Signatures of Majorana Bound States in the Diffraction Patterns of Extended Superconductor-Topological Insulator-Superconductor Josephson Junctions

In an extended superconductor-topological insulator-superconductor (S-TI-S) Josephson junction in a magnetic field, localized Majorana bound states (MBS) are predicted to exist at the cores of Josephson vortices where the local phase difference across the junction is an odd-multiple of \(\pi\). These states contribute a supercurrent with a \(4\pi\)-periodic current-phase relation (CPR) that adds to the conventional \(2\pi\)-periodic sinusoidal CPR. In this work, we present a comprehensive experimental study of the critical current vs. applied magnetic field diffraction patterns of lateral Nb-Bi\(_2\)Se\(_3\)-Nb Josephson junctions. We compare our observations to a model of the Josephson dynamics in the S-TI-S junction system to explore what feature of MBS are, or are not, exhibited in these junctions.
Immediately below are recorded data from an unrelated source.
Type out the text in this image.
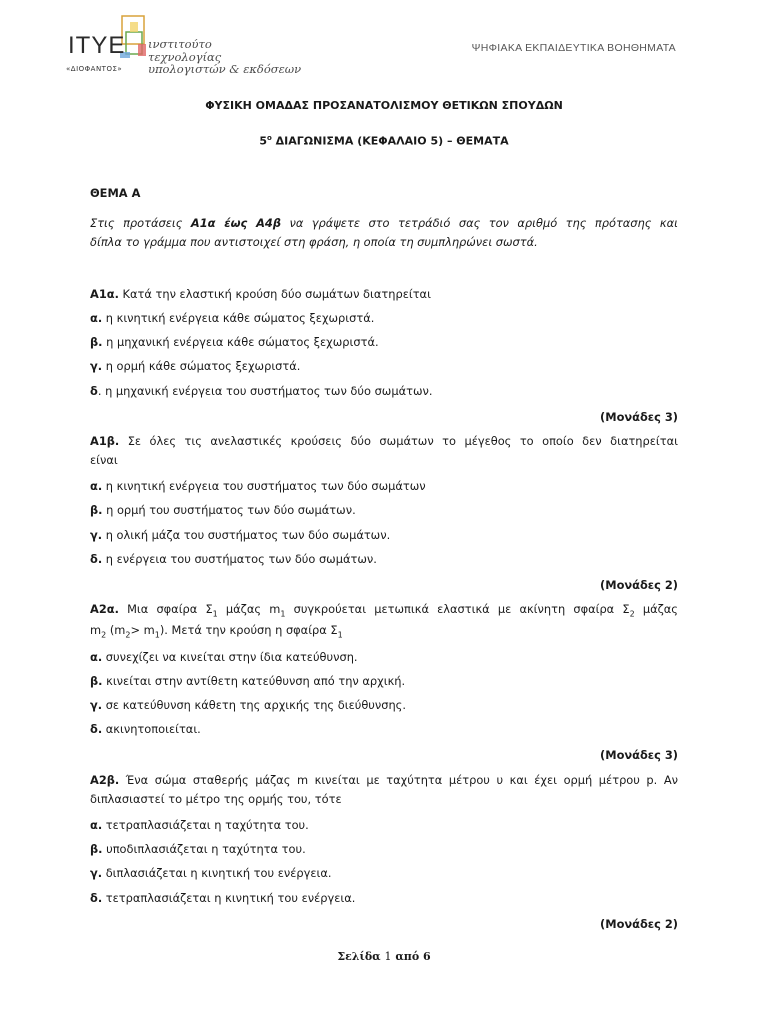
ITYE
«ΔΙΟΦΑΝΤΟΣ»
ινστιτούτο
τεχνολογίας
υπολογιστών & εκδόσεων
ΨΗΦΙΑΚΑ ΕΚΠΑΙΔΕΥΤΙΚΑ ΒΟΗΘΗΜΑΤΑ
ΦΥΣΙΚΗ ΟΜΑΔΑΣ ΠΡΟΣΑΝΑΤΟΛΙΣΜΟΥ ΘΕΤΙΚΩΝ ΣΠΟΥΔΩΝ
$5^o$ ΔΙΑΓΩΝΙΣΜΑ (ΚΕΦΑΛΑΙΟ 5) – ΘΕΜΑΤΑ
ΘΕΜΑ Α
Στις προτάσεις Α1α έως Α4β να γράψετε στο τετράδιό σας τον αριθμό της πρότασης και
δίπλα το γράμμα που αντιστοιχεί στη φράση, η οποία τη συμπληρώνει σωστά.
Α1α. Κατά την ελαστική κρούση δύο σωμάτων διατηρείται
α. η κινητική ενέργεια κάθε σώματος ξεχωριστά.
β. η μηχανική ενέργεια κάθε σώματος ξεχωριστά.
γ. η ορμή κάθε σώματος ξεχωριστά.
δ. η μηχανική ενέργεια του συστήματος των δύο σωμάτων.
(Μονάδες 3)
Α1β. Σε όλες τις ανελαστικές κρούσεις δύο σωμάτων το μέγεθος το οποίο δεν διατηρείται
είναι
α. η κινητική ενέργεια του συστήματος των δύο σωμάτων
β. η ορμή του συστήματος των δύο σωμάτων.
γ. η ολική μάζα του συστήματος των δύο σωμάτων.
δ. η ενέργεια του συστήματος των δύο σωμάτων.
(Μονάδες 2)
Α2α. Μια σφαίρα $\Sigma_1$ μάζας $m_1$ συγκρούεται μετωπικά ελαστικά με ακίνητη σφαίρα $\Sigma_2$ μάζας
$m_2$ $(m_2> m_1)$. Μετά την κρούση η σφαίρα $\Sigma_1$
α. συνεχίζει να κινείται στην ίδια κατεύθυνση.
β. κινείται στην αντίθετη κατεύθυνση από την αρχική.
γ. σε κατεύθυνση κάθετη της αρχικής της διεύθυνσης.
δ. ακινητοποιείται.
(Μονάδες 3)
Α2β. Ένα σώμα σταθερής μάζας m κινείται με ταχύτητα μέτρου υ και έχει ορμή μέτρου p. Αν
διπλασιαστεί το μέτρο της ορμής του, τότε
α. τετραπλασιάζεται η ταχύτητα του.
β. υποδιπλασιάζεται η ταχύτητα του.
γ. διπλασιάζεται η κινητική του ενέργεια.
δ. τετραπλασιάζεται η κινητική του ενέργεια.
(Μονάδες 2)
Σελίδα 1 από 6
Consistent with the model, we find several distinct deviations from a Fraunhofer diffraction pattern that is expected for a uniform sin\(({\phi})\) CPR. In particular, we observe abrupt changes in the diffraction pattern at applied magnetic fields in which the current-carrying localized MBS are expected to enter the junction, and a lifting of the odd-numbered nodes consistent with a \(4\pi\)-periodic sin\((\phi/2)\)-component in the CPR. We also see that although the even-numbered nodes often remain fully-formed, we sometimes see deviations that are consistent with quasiparticle-induced fluctuations in the parity of the MBS pairs that encodes quantum information.